Patients with type 2 diabetes have an increased risk of atherosclerosis and cardiovascular mortality. On the other hand, postprandial hypotension has been observed in elderly patients with advanced atherosclerosis24, 36, 37 and in patients with autonomic neuropathy,24, 38, 39 which are frequently seen among patients with diabetes. Unfortunately, we did not assess autonomic function such as heart rate variability. However, the degree of SBP reduction both 60 and 120 min after meal intake (11.8±9.8 and 10.8±10.3 mm Hg, respectively) was much larger compared with our recent study, which used the same amount of CalorieMate13 and with another study by Ahuja et al.40 This might imply the presence of sympathetic nerve dysfunction in some of the patients with type 2 diabetes we studied.

Interestingly, our results revealed that the degree of postprandial changes in AI and baPWV correlated with those fasting levels. That is, in a case with advanced aortic stiffness, meal ingestion may result in larger hemodynamic changes and may contribute to larger decreases in AI and baPWV in patients with type 2 diabetes.

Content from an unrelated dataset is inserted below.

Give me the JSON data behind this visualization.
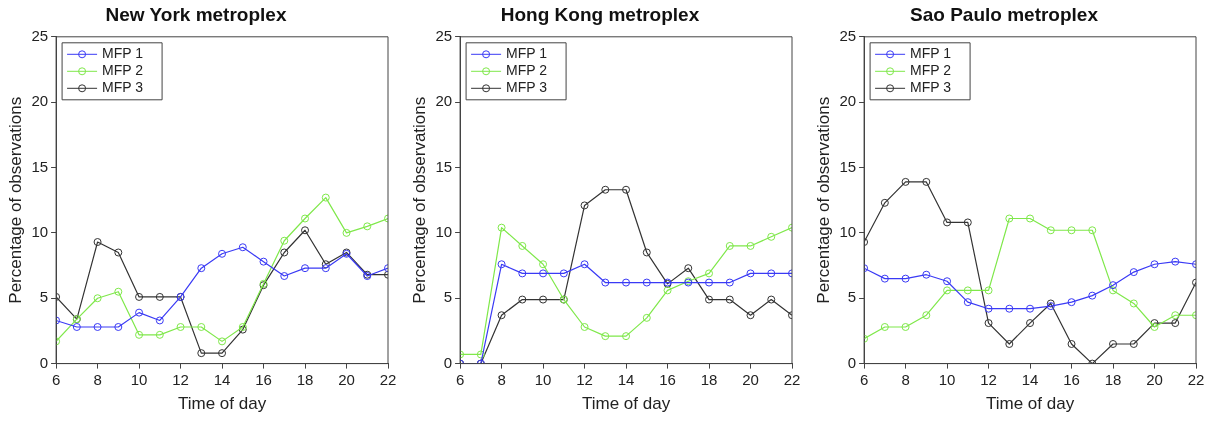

This study has several limitations. First, we cannot exclude the possibility that certain medications may affect these pulse indices. To reduce this limitation, however, we provided the withdrawal periods of antihypertensive and lipid-lowering agents. Second, because this study did not have healthy control subjects or patients without diabetes, it remains uncertain as to whether decrease of these pulse indices after meal intake would also be present in healthy persons or in patients without diabetes. Third, the study population was relatively small. However, our results are reasonable given that postprandial changes in AI and baPWV are dependent on hemodynamic changes, whereas CAVI is influenced less by hemodynamic changes.

In conclusion, AI, baPWV and CAVI significantly decreased after daily meal intake in patients with type 2 diabetes. Changes in AI and baPWV but not CAVI after meal intake were influenced by postprandial hemodynamic changes.